山口絵理子が探し続ける「輝ける場所」とは? マザーハウスが起こしたモノづくりの奇跡
思っていた以上に、バングラデシュで安定した品質を保ち、確固たる信頼関係を作るのは至難の業だった。できあがったバッグを段ボール箱に投げ入れたり、はさみを投げて渡してきたり。
工場を転々として、最後にくだした決断は、「自分の工場を持つ」という、もっとリスクを取る選択だった。
このときも「日本での販売さえままならないのに、途上国で現地法人を作って、自分の工場を持つなんて、馬鹿じゃないか!」と言われた。
それでも退路を断った人間には、奇跡を呼び寄せるチカラが宿る。
信頼していた現地のパートナーが工場を去り、誰も頼れる人がいなくなったときのこと。“奇跡の出会い”があった。今の工場長マイヌル・ハックと出会ったのだ。彼は絶望的な状況でも逃げ出さず、共に汗を流してくれた。
そして、彼がモハメド・アブドゥラ・アル・マムンという現在の生産マネジャーを連れて来てくれたこと。さらにマムンが、モルシェド・アラムというバングラデシュで最高のサンプルマスターを連れて来てくれたこと。絶望の淵に立たされたとき、奇跡は起こる。
どこにも近道はなかった
奇跡の出会いがさらなる奇跡の出会いを呼び、3人からはじまった工場は、現在約200人になっている。そして、みんなが家族のように温かく、切磋琢磨しあう関係であることには、うそ一つない。
こうやって文章にすると、あっという間の出来事のように思えるが、どこにも近道はなかった。
よく、「信頼関係がどのように作られたか?」と聞かれることがあるが、何か一つの出来事がきっかけだったわけじゃない。
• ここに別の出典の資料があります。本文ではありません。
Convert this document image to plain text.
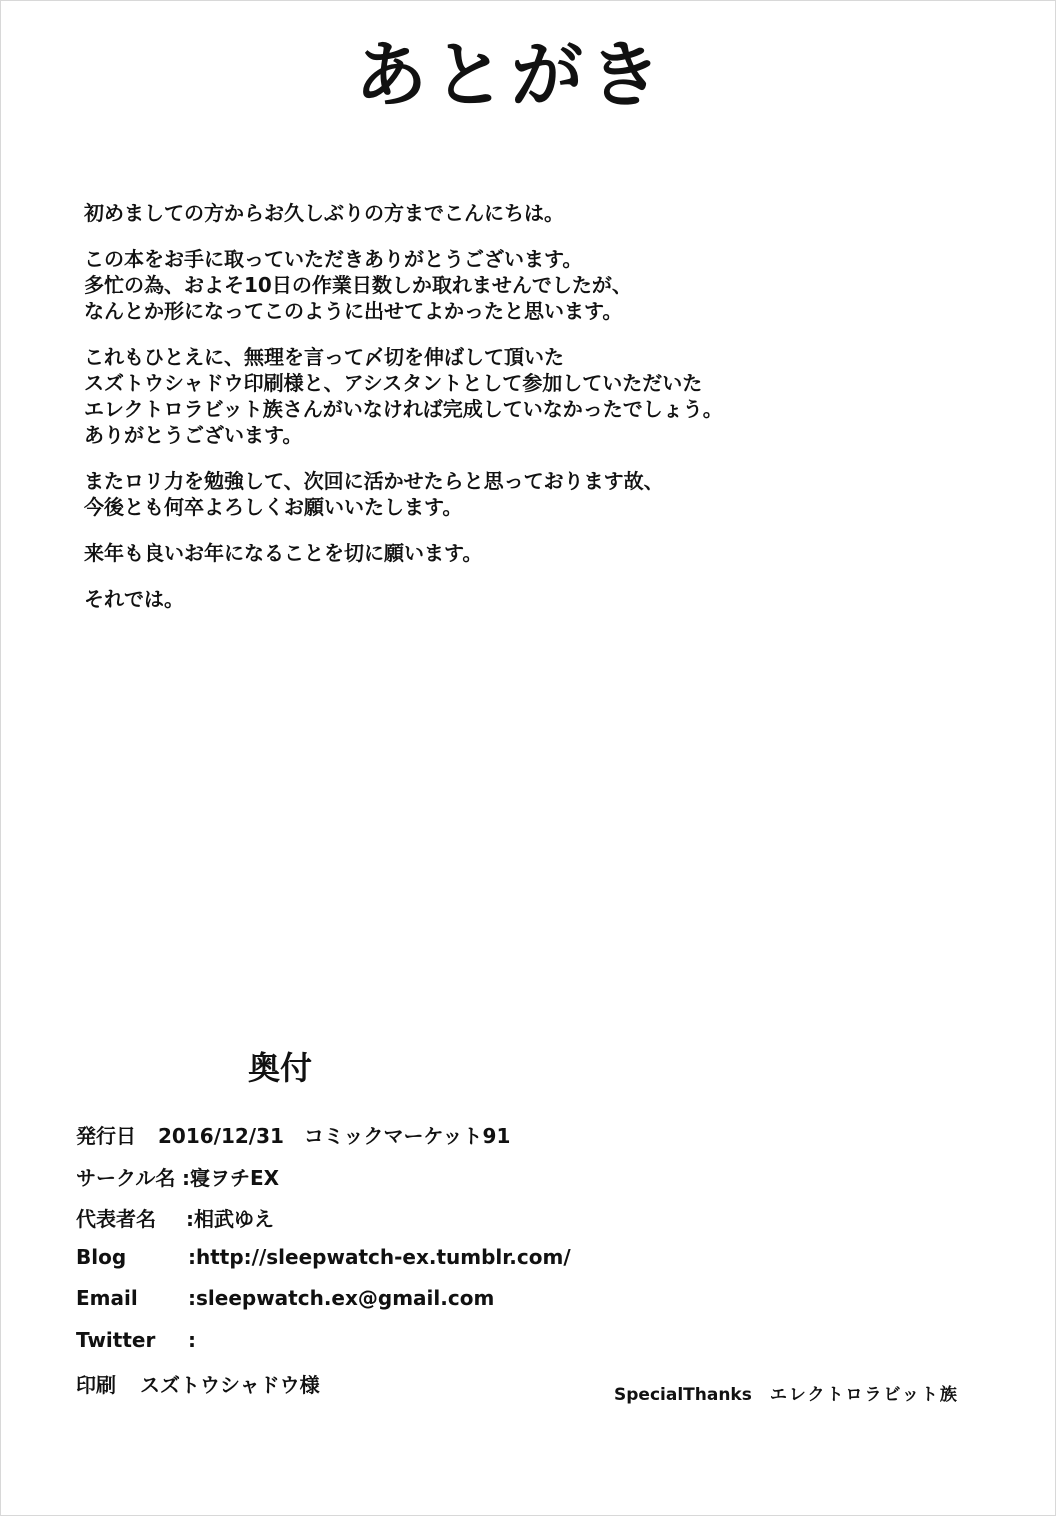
あとがき
初めましての方からお久しぶりの方までこんにちは。
この本をお手に取っていただきありがとうございます。
多忙の為、およそ10日の作業日数しか取れませんでしたが、
なんとか形になってこのように出せてよかったと思います。
これもひとえに、無理を言って〆切を伸ばして頂いた
スズトウシャドウ印刷様と、アシスタントとして参加していただいた
エレクトロラビット族さんがいなければ完成していなかったでしょう。
ありがとうございます。
またロリ力を勉強して、次回に活かせたらと思っております故、
今後とも何卒よろしくお願いいたします。
来年も良いお年になることを切に願います。
それでは。
奥付
発行日 2016/12/31　コミックマーケット91
サークル名 :寝ヲチEX
代表者名 :相武ゆえ
Blog	:http://sleepwatch-ex.tumblr.com/
Email	:sleepwatch.ex@gmail.com
Twitter :
印刷 スズトウシャドウ様	SpecialThanks エレクトロラビット族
ピンチのときも、苦しいときも、彼らと「一緒にいた」事実がそれを作ってくれた。よりよいもの、新しいものを生み出すために、汗を流してきただけだった。
年間、多いときは7割の時間、バングラデシュの工場にいた。今でも1年の半分はいる。だから、自分のホームがどこなのか聞かれると、半分バングラデシュだって答えている。
振り返ると1000種類以上ものバッグを作ってきた。売れる商品を作れたときもあれば、眠れぬほど悩んだ商品でも、まったくお客さんに届かなかった時期もある。それでも、いいときも悪いときも、彼らと一緒にいた。
3人ではじまった小さな家「マトリゴール」(ベンガル語で「マザーハウス」)は、温かい温度感を保ったまま、少しずつ大きな家になっていった。
バングラデシュのスタッフが140人くらいのとき、ピクニックに行った。なぜかみんな、「マトリゴール」と書かれた水色のオリジナルTシャツを着て参加してくれた。そんな、思いもよらない予算の使い方に、一致団結力を見せつけられたのだった。
そしてもう一つ。「デザイン」の道のりも、毎シーズン、新しいドラマを私の人生に与えてくれた。改めて言うと、私には「代表取締役」と「デザイナー」の二つの肩書がある。デザインの話はマニアックすぎるので、ここでは深くは書かない。しかし、その話だけでも、一冊本が書けるくらい、悩み、もうだめだという、絶望を何度も感じた。